How to prove that this series of functions is uniformly convergent?

Question

Let $\{f_n\}$ be a sequence of functions on $[a, b]$ such that: $f_n(x) \le 0$ if $n$ is even, $f_n(x) \ge 0$ if $n$ is odd; $|f_n(x)| \geq |f_{n+1}(x)|$ for all $x$; $f_n$ converges to $0$ uniformly.

I have to prove that the summation of $f_n$ is uniformly convergent.

How do I approach this problem? Where should I start?

Answer 1

Ishraaq Parvez gave you the answer but I'm going to detail. First the theorem about Alternating Series :

Hypothetis :

• $(u_n)$ is alternate, which means either $((-1)^n u_n)_{n\in \mathbb{N}}$ or $((-1)^{n+1} u_n)_{n\in \mathbb{N}}$ is positive
• $(|u_n|)$ is decreasing
• $|u_n|\rightarrow 0$ when $n\rightarrow +\infty$

Result :

• $\sum u_n$ converges
• if we note $R_n = \sum\limits_{i=n+1}{+\infty} u_i$, then for all $n\in \mathbb{N}$, $|R_n|\leqslant |u_n|$

Then for your problem : it is clear that for all $x$, $(f_n(x))$ is alternate.
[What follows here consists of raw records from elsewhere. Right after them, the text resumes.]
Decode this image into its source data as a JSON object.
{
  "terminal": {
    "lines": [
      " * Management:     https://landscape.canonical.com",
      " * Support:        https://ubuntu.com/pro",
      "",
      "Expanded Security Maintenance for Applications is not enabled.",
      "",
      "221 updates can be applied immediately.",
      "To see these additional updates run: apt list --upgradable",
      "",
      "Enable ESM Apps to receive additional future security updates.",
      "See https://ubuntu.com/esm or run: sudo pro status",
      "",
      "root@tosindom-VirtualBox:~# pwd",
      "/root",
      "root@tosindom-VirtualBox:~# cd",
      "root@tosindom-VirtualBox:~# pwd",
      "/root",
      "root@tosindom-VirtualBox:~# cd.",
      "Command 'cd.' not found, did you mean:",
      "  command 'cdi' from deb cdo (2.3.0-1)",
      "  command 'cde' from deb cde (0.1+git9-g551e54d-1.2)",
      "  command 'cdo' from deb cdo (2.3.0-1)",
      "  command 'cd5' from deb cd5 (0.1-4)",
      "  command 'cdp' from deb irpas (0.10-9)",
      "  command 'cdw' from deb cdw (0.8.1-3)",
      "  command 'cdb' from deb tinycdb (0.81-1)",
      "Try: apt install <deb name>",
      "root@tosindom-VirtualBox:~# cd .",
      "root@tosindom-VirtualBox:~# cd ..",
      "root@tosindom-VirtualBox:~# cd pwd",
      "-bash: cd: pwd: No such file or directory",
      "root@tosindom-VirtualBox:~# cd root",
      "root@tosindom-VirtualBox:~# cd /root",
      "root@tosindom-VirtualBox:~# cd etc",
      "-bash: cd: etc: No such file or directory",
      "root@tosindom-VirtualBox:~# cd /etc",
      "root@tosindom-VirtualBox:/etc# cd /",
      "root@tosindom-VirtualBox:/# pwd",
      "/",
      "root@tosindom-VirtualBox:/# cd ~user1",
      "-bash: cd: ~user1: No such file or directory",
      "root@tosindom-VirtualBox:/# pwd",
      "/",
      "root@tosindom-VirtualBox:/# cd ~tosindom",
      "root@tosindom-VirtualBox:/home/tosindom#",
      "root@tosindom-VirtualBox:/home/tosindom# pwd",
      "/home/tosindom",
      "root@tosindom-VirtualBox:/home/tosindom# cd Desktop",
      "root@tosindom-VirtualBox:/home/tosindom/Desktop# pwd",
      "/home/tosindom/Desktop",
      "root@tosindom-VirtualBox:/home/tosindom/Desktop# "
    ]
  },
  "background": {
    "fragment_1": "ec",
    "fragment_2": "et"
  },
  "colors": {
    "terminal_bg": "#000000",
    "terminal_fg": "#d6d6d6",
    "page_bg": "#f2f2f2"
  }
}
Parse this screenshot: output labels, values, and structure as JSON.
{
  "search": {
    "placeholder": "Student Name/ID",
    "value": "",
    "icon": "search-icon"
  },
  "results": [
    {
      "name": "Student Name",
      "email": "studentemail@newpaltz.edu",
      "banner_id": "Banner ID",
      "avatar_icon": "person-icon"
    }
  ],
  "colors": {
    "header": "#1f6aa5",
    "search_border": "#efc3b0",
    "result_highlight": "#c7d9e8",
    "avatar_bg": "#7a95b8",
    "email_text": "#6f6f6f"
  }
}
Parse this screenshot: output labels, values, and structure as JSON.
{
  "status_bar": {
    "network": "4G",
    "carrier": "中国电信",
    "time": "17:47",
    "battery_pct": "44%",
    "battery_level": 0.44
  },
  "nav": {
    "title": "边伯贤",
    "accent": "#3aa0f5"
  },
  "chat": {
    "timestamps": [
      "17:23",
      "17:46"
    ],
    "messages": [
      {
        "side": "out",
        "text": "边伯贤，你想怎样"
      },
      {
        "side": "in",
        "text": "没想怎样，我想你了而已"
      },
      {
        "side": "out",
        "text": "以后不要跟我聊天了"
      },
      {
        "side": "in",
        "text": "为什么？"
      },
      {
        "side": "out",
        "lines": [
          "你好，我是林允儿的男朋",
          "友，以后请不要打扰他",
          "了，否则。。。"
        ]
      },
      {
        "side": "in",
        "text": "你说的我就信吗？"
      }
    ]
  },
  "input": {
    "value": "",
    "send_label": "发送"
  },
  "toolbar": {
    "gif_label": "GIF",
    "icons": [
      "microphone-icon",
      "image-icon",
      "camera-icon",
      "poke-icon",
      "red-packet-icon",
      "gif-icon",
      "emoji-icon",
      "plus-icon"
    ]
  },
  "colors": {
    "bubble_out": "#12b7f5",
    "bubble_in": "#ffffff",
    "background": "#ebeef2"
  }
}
We also know that $\sum f_n$ uniformly convergent is equivalent to $R_n = \sum\limits^{+\infty}_{i=n+1} f_i $ uniformly converges to $0$. By the theorem on alternate series, we have first that $\sum f_n$ exists, and also that for all $x$, $|R_n|\leqslant |f_n(x)|$. So we have that $\sup |R_n| \leqslant \sup |f_n|$. (you will have remarked that the sup are defined since we have convergence)

Since $(f_n)$ uniformly converges to $0$, $\sup |f_n| \rightarrow 0$. So $\sup |R_n| \rightarrow 0$. Thus $\sum f_n$ uniformly converges.